Tenet's memoir is not a work of great literature. Its merit is in its message, rather simply and earnestly delivered: that the United States faces a determined, fanatical, persistent, intelligent and implacable foe who is trying and will for the foreseeable future continue to try to kill as many Americans as possible. Our nation's response to this grave threat has not, cannot and will not be determined by the decisions and actions of a single U.S. government agency and its leaders. Rather, we ourselves, the citizens of the United States, along with and through our elected representatives and through our own day-to-day mindset and activities have determined and will continue to determine our nation's response. Is the threat severe enough to continue to use "enhanced interrogation techniques" and to overhaul our archaic Foreign Intelligence Surveillance Act system? Are we willing to pay more in taxes to lessen our dependency on Middle Eastern oil? What is the proper balance of civil liberties and security in light of the terrorist threat? It is not simply George W. Bush and a few other convenient caricatures who will decide these questions. The decisions rest also in the hands of Congress, the media, the bureaucracy and, ultimately, with the citizenry itself.

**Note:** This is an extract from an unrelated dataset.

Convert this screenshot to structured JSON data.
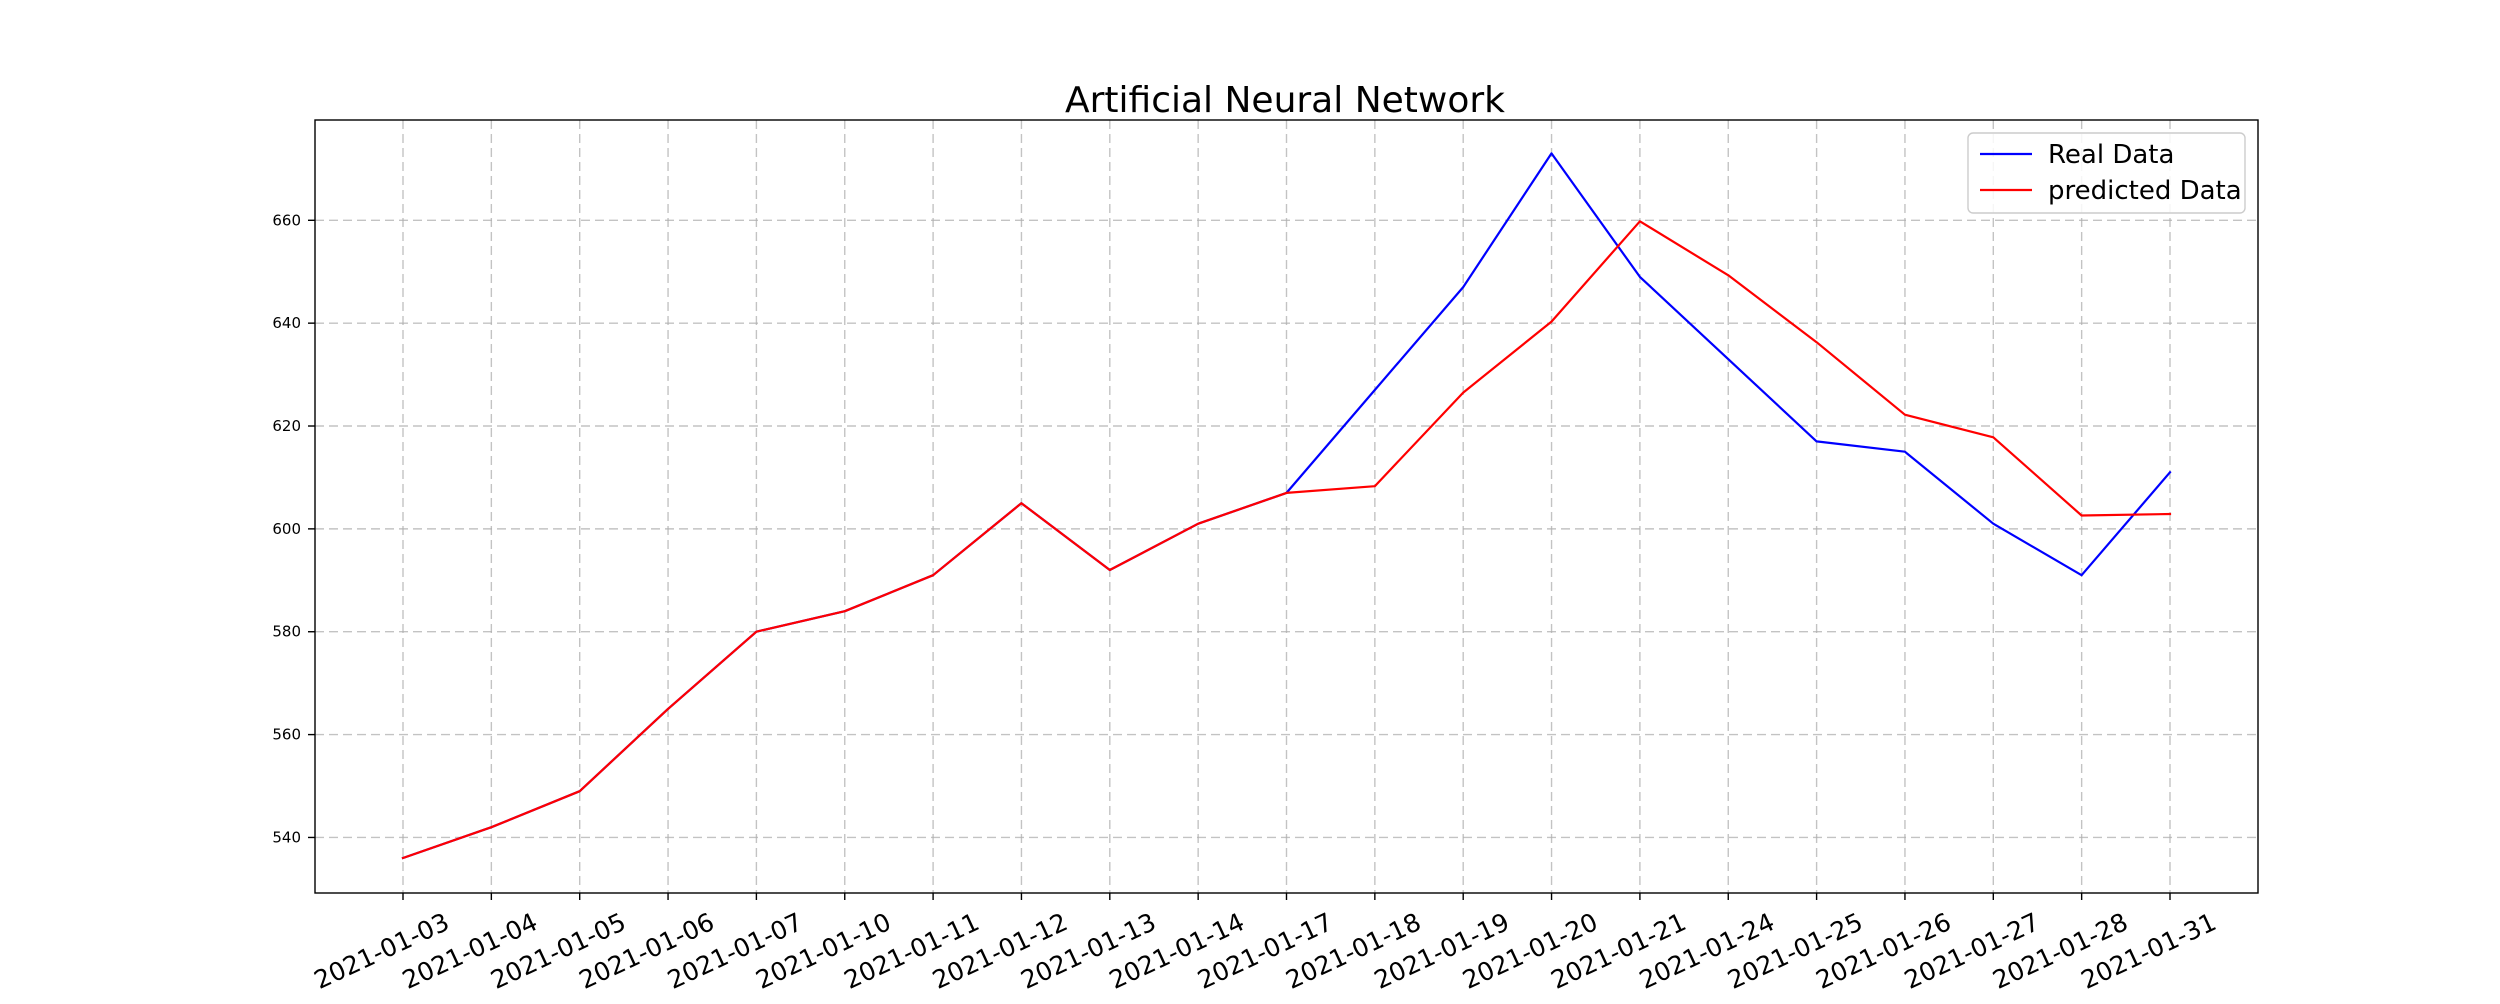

The often puerile finger-pointing that has accompanied the release of this book therefore misses the main point. We can debate who should have known or said what when until we collapse from exhaustion. But the important questions of how we as a society and government are to confront the threat of catastrophic terrorism are staring us in the face. Tenet's book is a bracing reminder of the reality of this grave threat, of the ways and means needed to combat it and of our obligation to address these matters forthrightly and responsibly.
Elbridge Colby was a staff member in the Office of the Director of National Intelligence and on the Commission on the Intelligence Capabilities of the United States Regarding Weapons of Mass Destruction. He is currently an adjunct staff member at the RAND Corporation. The views expressed in this article are his own and do not reflect the views of the U.S. Government or the RAND Corporation.
1 "The British government has learned that Saddam Hussein recently sought significant quantities of uranium from Africa" - Excerpt from President Bush's 2003 State of the Union.